Kurzrezensionen: Revanche, Buried, Megamind, Wall Street 2, Hot Tub Timemachine

Bevor die ganz unter den Tisch fallen… ein paar Filme unter der Prämisse „Was habe ich in letzter Zeit so alles an Kino verpasst, weil ich mit der Aufarbeitung der cineastischen 90er Jahre beschäftigt war?“ kurz rezensiert. Das puristische Revengedrama Revanche, Dreamworks Familienunterhaltung mit dem Superschurken Megamind, ein düsteres und beklemmendes Kammerspiel auf wirklich engstem Raum in Buried, die Wall Street Fortsetzung „Geld schläft nicht“, sowie 80er-Nostalgie inklusive albernem Humor für kleine Jungs bei Hot Tub Timemachine.

Buried – Lebendig begraben [Rodrigo Cortés]

(Spanien 2010)

Der hat sehr gefallen… Ja, Buried spielt tatsächlich an einem einzigen Ort. Und jedes Kammerspiel ist ein episches Panorama im Vergleich zu diesem kleinen, dreckigen und hochspannenden Thriller, dessen Handlungsraum sich auf einen engen Holzsarg beschränkt. In diesem findet sich der Amerikaner Paul Conroy wieder, nachdem er als ziviler Truckfahrer im Irak arbeitete und dort von Terroristen entführt wurde.

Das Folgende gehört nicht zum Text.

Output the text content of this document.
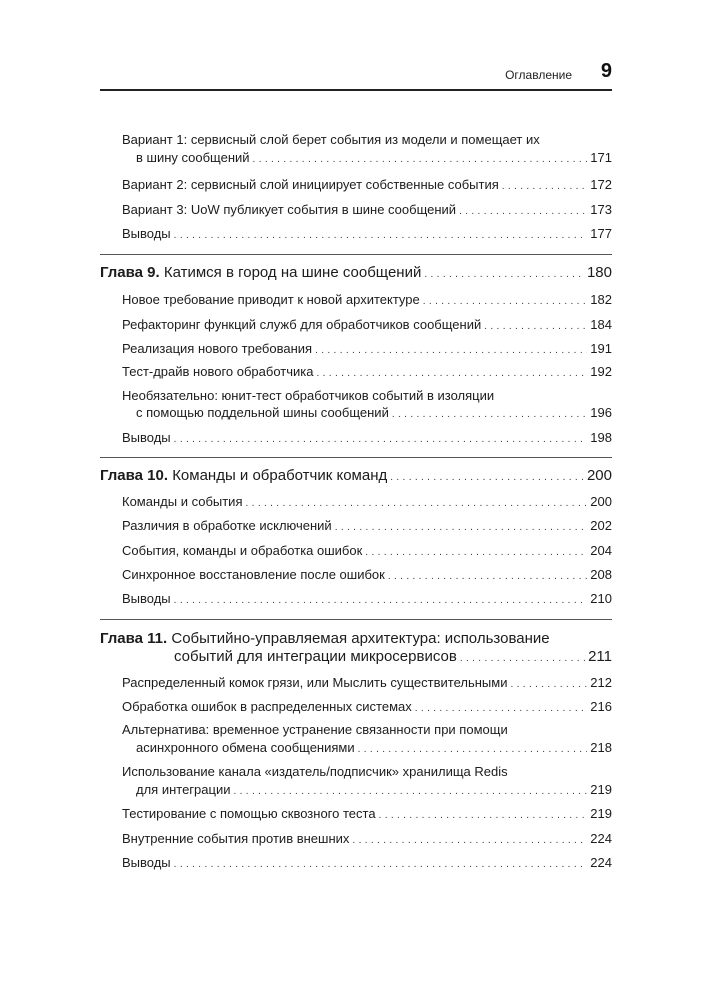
Оглавление 9
Вариант 1: сервисный слой берет события из модели и помещает их
в шину сообщений . . .	171
Вариант 2: сервисный слой инициирует собственные события . . .	172
Вариант 3: UoW публикует события в шине сообщений . . .	173
Выводы . . .	177
Глава 9. Катимся в город на шине сообщений . . .	180
Новое требование приводит к новой архитектуре . . .	182
Рефакторинг функций служб для обработчиков сообщений . . .	184
Реализация нового требования . . .	191
Тест-драйв нового обработчика . . .	192
Необязательно: юнит-тест обработчиков событий в изоляции
с помощью поддельной шины сообщений . . .	196
Выводы . . .	198
Глава 10. Команды и обработчик команд . . .	200
Команды и события . . .	200
Различия в обработке исключений . . .	202
События, команды и обработка ошибок . . .	204
Синхронное восстановление после ошибок . . .	208
Выводы . . .	210
Глава 11. Событийно-управляемая архитектура: использование
событий для интеграции микросервисов . . .	211
Распределенный комок грязи, или Мыслить существительными . . .	212
Обработка ошибок в распределенных системах . . .	216
Альтернатива: временное устранение связанности при помощи
асинхронного обмена сообщениями . . .	218
Использование канала «издатель/подписчик» хранилища Redis
для интеграции . . .	219
Тестирование с помощью сквозного теста . . .	219
Внутренние события против внешних . . .	224
Выводы . . .	224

Womit schonmal gleich in der Disposition klar gemacht wäre, dass es hier weder um ein who dunnit Rätsel noch um einen verschachtelten Mysterythriller geht. Warum und wieso der Protagonist Opfer wurde, ist schnell erzählt, Finten, Fährtensuche und ähnliches hat Buried nicht nötig um ein packender Survival-Thriller zu sein. Nein, hier steht tatsächlich einzig und allein der Überlebnskampf auf engstem Raum im Mittelpunkt. Erzählt mit dunklen, flackernden Bildern aus zwangsläufig beschränkter Perspektive und mit wenig Kontakt zur Außenwelt. Wer glaubt, dass das nicht spannend sein kann, wird schnell eines Besseren belehrt. Allein die klaustrophobische Enge und die Wechsel zwischen Wachen und Schlafen, zwischen panischen Hilferufen mit dem Handy und ungelenker Orientierung mittels Feuerzeug sind so spannend und furchteinflößend, dass  nicht einmal klassische Spannungsmomente wie das Auftauchen einer Schlange nötig gewesen wären. Buried funktioniert in seinem selbst auferlegten Puritanismus, hält ohne Probleme seine 90 Minuten durch, ist aufs wesentliche reduziert, benötigt keine Schnörkel, um das Adrenalin permanent in Fahrt zu halten. Ein düsterer, starker und gewaltiger Thriller, der auch einem Alfred Hitchcock gut zu Gesicht gestanden hätte.

Revanche [Götz Spielmann]

(Österreich 2008)

Der hat umgehauen… Schon der Prolog verspricht einen ungewöhnlichen Film, und dieses Versprechen wird während der gesamten Dauer des Films mehr als eingelöst. Zwischen zwei Milieus pendelnd erzählt Revanche von einem Kleinkriminellen, einem tragischen Unfall während eines Verbrechens und einem einfachen Polizisten, der durch diesen Unfall große Schuld auf sich lädt. Auf der einen Seite das Bürgertum, das aus seiner friedlichen Existenz gerissen wird, auf der anderen Seite der Untergrund, Abgrund der Gesellschaft, gefangen in seinem eigenen sozialen Mikrokosmos. Spielmann erzählt diesen Zusammenprall zweier Lebenswirklichkeiten befremdend distanziert, mit langen statischen Einstellungen, die zwischen Voyeurismus und wissenschaftlichem Ehrgeiz pendeln. Der ruhige, in seiner ungeheuren Akribie an Haneke erinnernde Inszenierungsstil schwankt gekonnt zwischen der naturalistischen Milieustudie eines Gerhard Hauptmann und einem impressionistischen Gemälde, das seelische Zustände nach außen kehrt. Wir sehen einen Mann Holz hacken, quälend lang, statisch, nichts passiert und doch lernen wir in diesen Sequenzen alles über seine angestauten Aggressionen, seinen Kampf gegen und sein Hardern mit sich selbst. Wir sehen einen Betrug, oder die Form eines Betrugs, die Reduktion der Leidenschaft auf das Atavistisches, Evolutionärste. Wir sehen Angst, Überforderung, wir sehen und leiden nicht mit, fühlen nicht mit und werden gegen Ende doch berührt, auf grandiose Weise aus unseren eigenen eingeschränkten Perspektiven gerissen. Ein präziser, tiefgründiger, bösartiger aber auch optimistischer Film. Eine Versuchsanordnung und doch mehr als das. Denn hinter seiner vordergründigen Kälte verbirgt Revanche einen melancholischen, empathischen Blick auf das Menschliche. Schlicht und ergreifend ein Meisterwerk.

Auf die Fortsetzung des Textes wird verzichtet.